Türkçe yayıncılıkta durum hiç iç açıcı değil, peki ya Kürtçe? Aryen Yayınları Genel Yayın Yönetmeni Roj Agir’e göre Kürt yayıncılığı 2016 yılından beri zaten çok büyük zorluklar içerisinde. Siyasal iklimin Kürt yayıncılığı üzerinde çok büyük etkisi olduğunu ve bunu her dönem hissetmenin mümkün olduğunu hatırlatan Agir, meselenin ekonomik boyutuna ise tıpkı Cem Akaş gibi bakıyor. “Seçimden önce, bir şeylerin değişeceğine dair bir umut vardı. Bir değişim olsaydı bu elbette ki yayıncılık sektörünü de olumlu etkileyecekti.

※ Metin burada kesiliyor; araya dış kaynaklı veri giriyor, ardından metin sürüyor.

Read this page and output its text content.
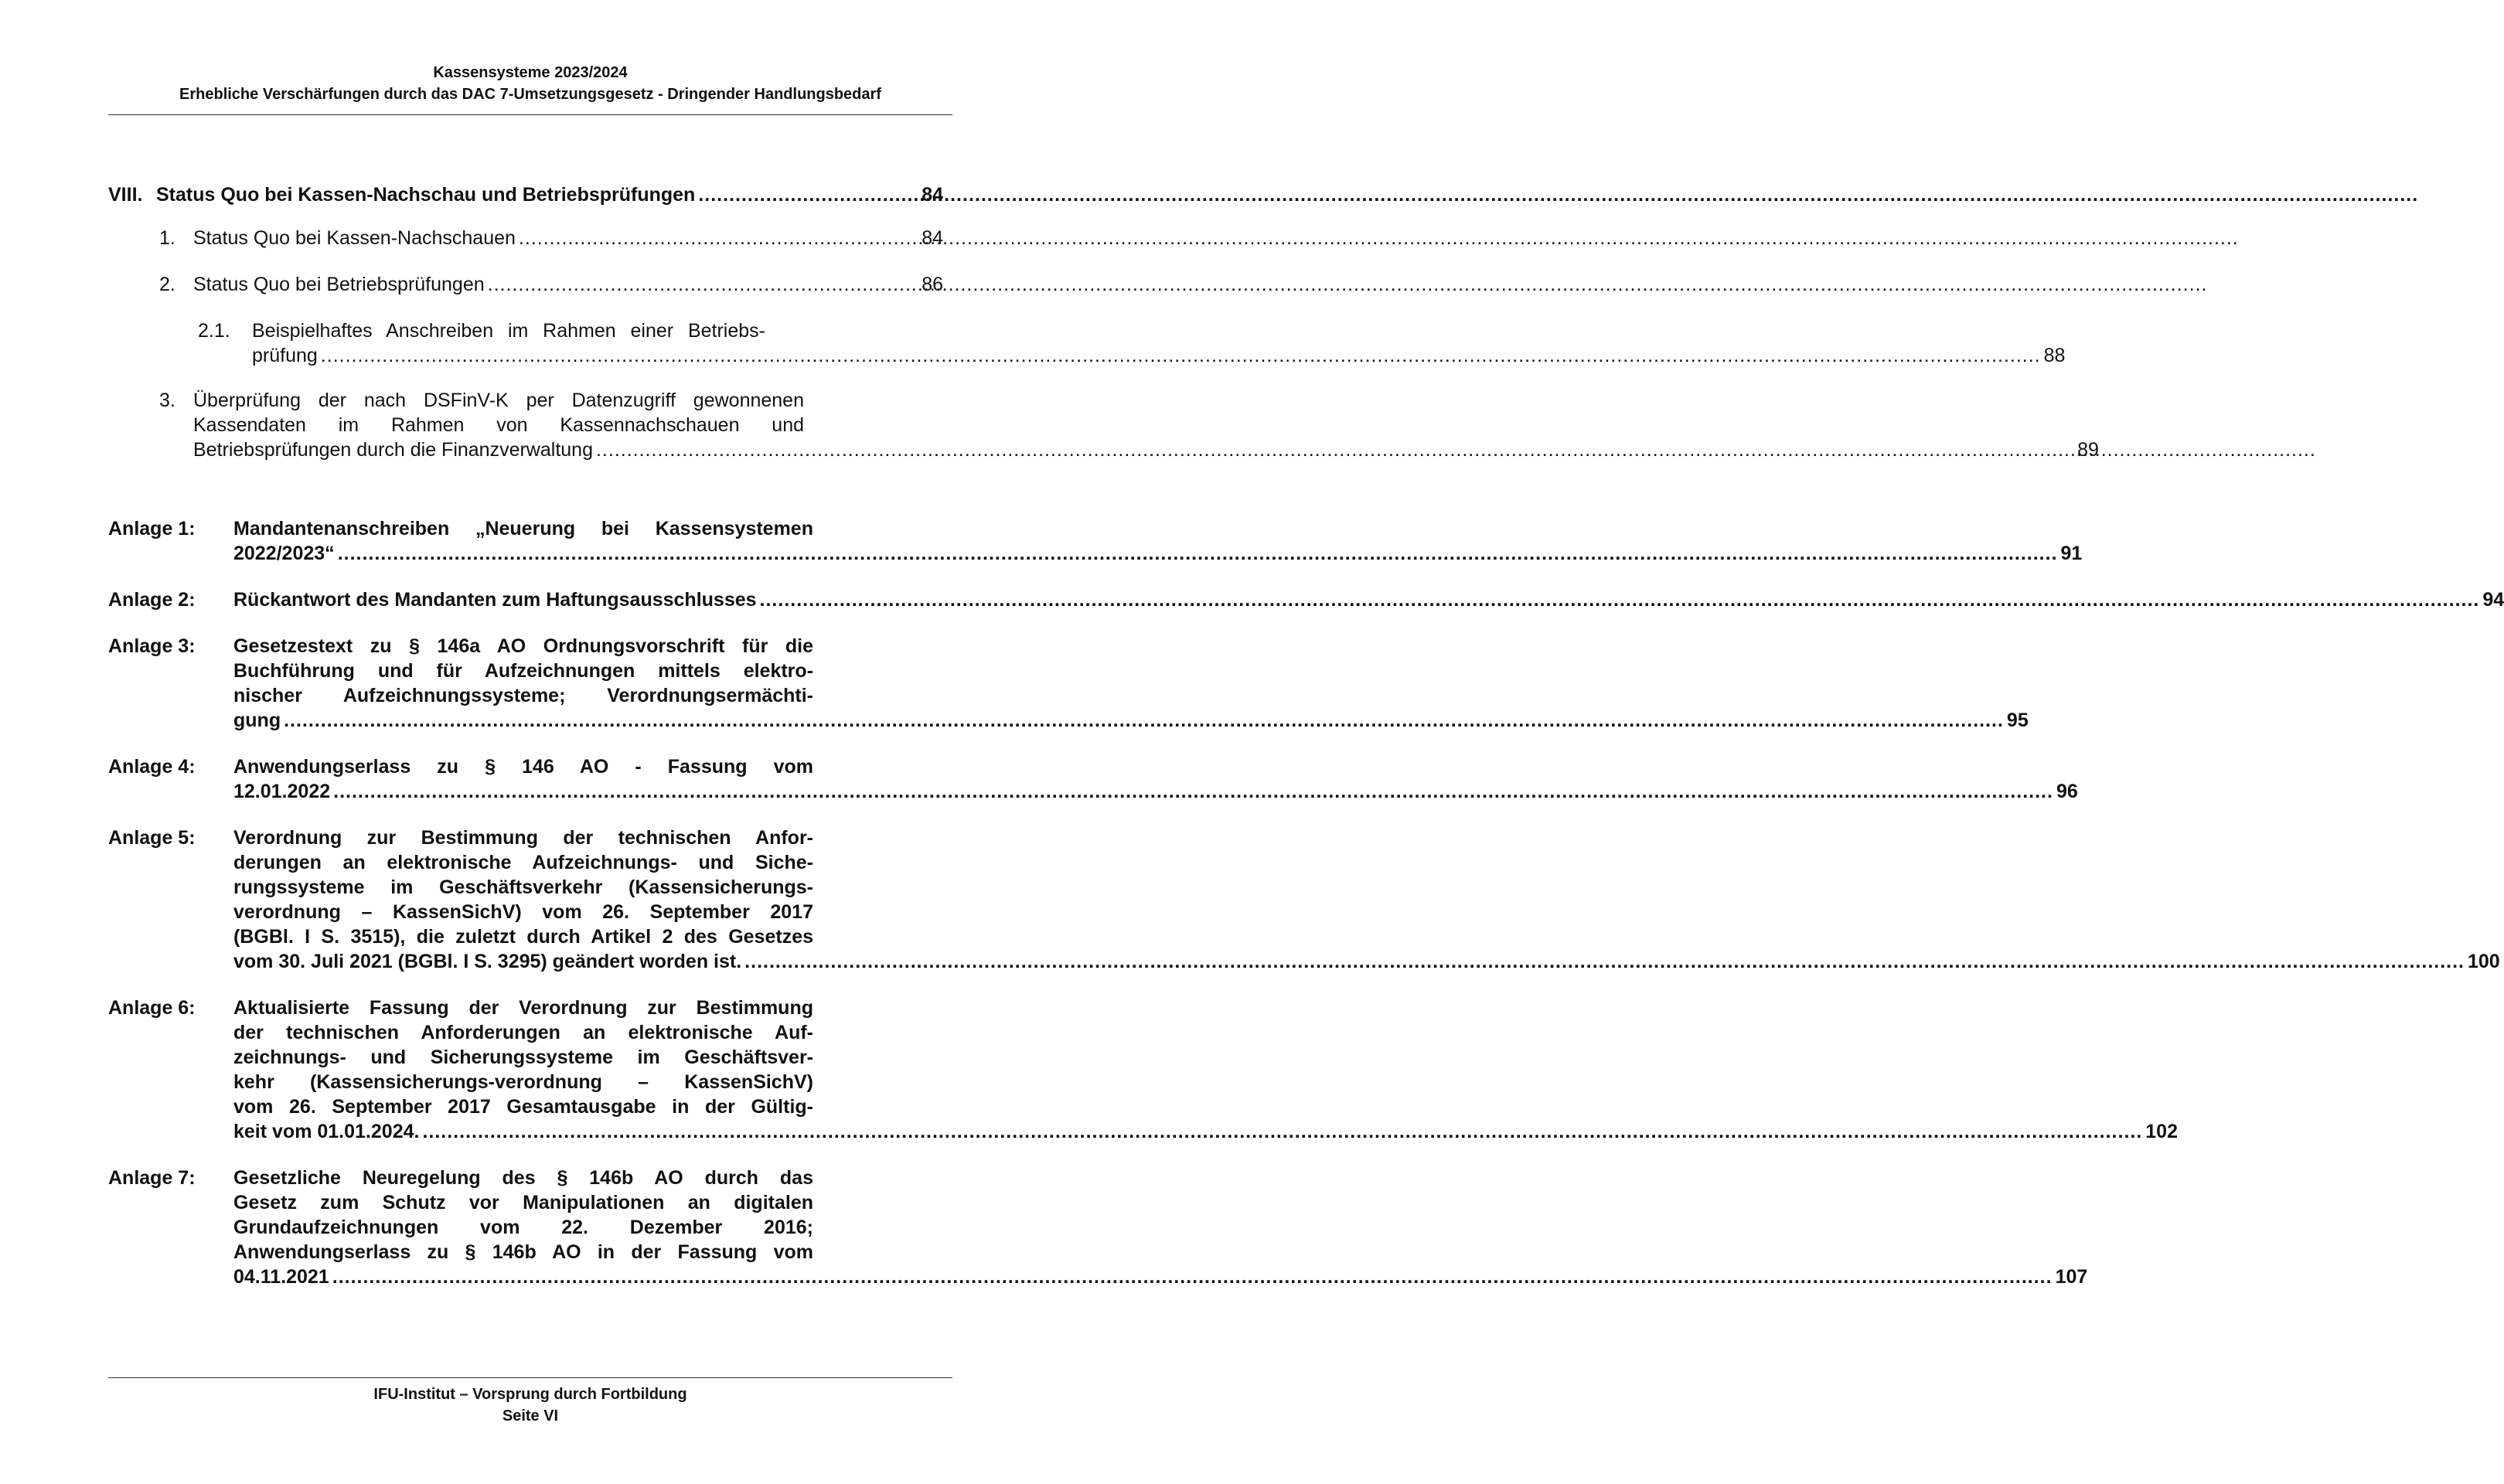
Kassensysteme 2023/2024
Erhebliche Verschärfungen durch das DAC 7-Umsetzungsgesetz - Dringender Handlungsbedarf
VIII. Status Quo bei Kassen-Nachschau und Betriebsprüfungen .....	84
1. Status Quo bei Kassen-Nachschauen .....	84
2. Status Quo bei Betriebsprüfungen .....	86
2.1.	Beispielhaftes Anschreiben im Rahmen einer Betriebs-
prüfung .....	88
3. Überprüfung der nach DSFinV-K per Datenzugriff gewonnenen
Kassendaten im Rahmen von Kassennachschauen und
Betriebsprüfungen durch die Finanzverwaltung .....	89
Anlage 1:	Mandantenanschreiben „Neuerung bei Kassensystemen
2022/2023“ .....	91
Anlage 2:	Rückantwort des Mandanten zum Haftungsausschlusses .....	94
Anlage 3:	Gesetzestext zu § 146a AO Ordnungsvorschrift für die
Buchführung und für Aufzeichnungen mittels elektro-
nischer Aufzeichnungssysteme; Verordnungsermächti-
gung .....	95
Anlage 4:	Anwendungserlass zu § 146 AO - Fassung vom
12.01.2022 .....	96
Anlage 5:	Verordnung zur Bestimmung der technischen Anfor-
derungen an elektronische Aufzeichnungs- und Siche-
rungssysteme im Geschäftsverkehr (Kassensicherungs-
verordnung – KassenSichV) vom 26. September 2017
(BGBl. I S. 3515), die zuletzt durch Artikel 2 des Gesetzes
vom 30. Juli 2021 (BGBl. I S. 3295) geändert worden ist. .....	100
Anlage 6:	Aktualisierte Fassung der Verordnung zur Bestimmung
der technischen Anforderungen an elektronische Auf-
zeichnungs- und Sicherungssysteme im Geschäftsver-
kehr (Kassensicherungs-verordnung – KassenSichV)
vom 26. September 2017 Gesamtausgabe in der Gültig-
keit vom 01.01.2024. .....	102
Anlage 7:	Gesetzliche Neuregelung des § 146b AO durch das
Gesetz zum Schutz vor Manipulationen an digitalen
Grundaufzeichnungen vom 22. Dezember 2016;
Anwendungserlass zu § 146b AO in der Fassung vom
04.11.2021 .....	107
IFU-Institut – Vorsprung durch Fortbildung
Seite VI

En azından beklenti bu yönlüydü. Her ne kadar kendimizi, çalışmalarımızı seçime endekslememiş olsak da oluşacak olumlu atmosfer bizim çalışmalarımızı da olumlu yönde etkilerdi. Hem siyasi hem ekonomik açıdan böyle olur diye düşünüyorduk” diyerek, geçmiş seçimin önemine dikkat çekiyor. Seçimden bir iki hafta önce kitap basımı için kâğıt bulmak bile zordu, seçimden sonra ise fiyatlar artar düşüncesiyle kimse elindeki kâğıdı satmıyordu” ifadeleriyle kağıt bulmaktaki sıkıntıya vurgu yapan Agir, bu durumun bile bir değişim olmadığı takdirde gelecekte yayıncılığı neyin beklediğinin göstergesi olduğunu söylüyor.

Umut emekle yaratılır

Agir, işin ekonomik boyutunun yanında siyasi yönlerine de değinerek “AKP iktidarı dönemi boyunca düşünce ve ifade özgürlüğü bağlamında da çok büyük bir baskı hüküm sürdü. Yüzlerce gazete, dergi, kitap hakkında yasaklama ve toplatılma kararları verildi. Açık bir sansür ve oto-sansür dönemi yaşadık, yaşıyoruz. Bizler de hem daha önce çıkardığımız dergi sürecinde hem de yayınevi olarak bu baskıdan payımıza düşeni aldık. Şimdi, milliyetçi dalganın bu kadar yükseldiği ve milliyetçi-İslamcı partilerin iktidar olduğu dönemde, bu baskıların daha da artacağı şüphesiz. En büyük yönelimin bütünen Kürtlere olacağı da aşikâr. Sonuç itibariyle, yayıncılık açısından bizi daha zorlu günler bekliyor diye düşünüyorum. Şu anki durum bile o kadar kötü ki, daha kötüsü nasıl olur kestiremiyorum bile. Her şeye rağmen umut emekle yaratılır. Biz de yaratılacak umutta, baharda alın terimizin bir damlası olsun istiyoruz” sözleriyle, yayıncılığın da aslında bir mücadele alanına tekabül ettiğini belirtiyor.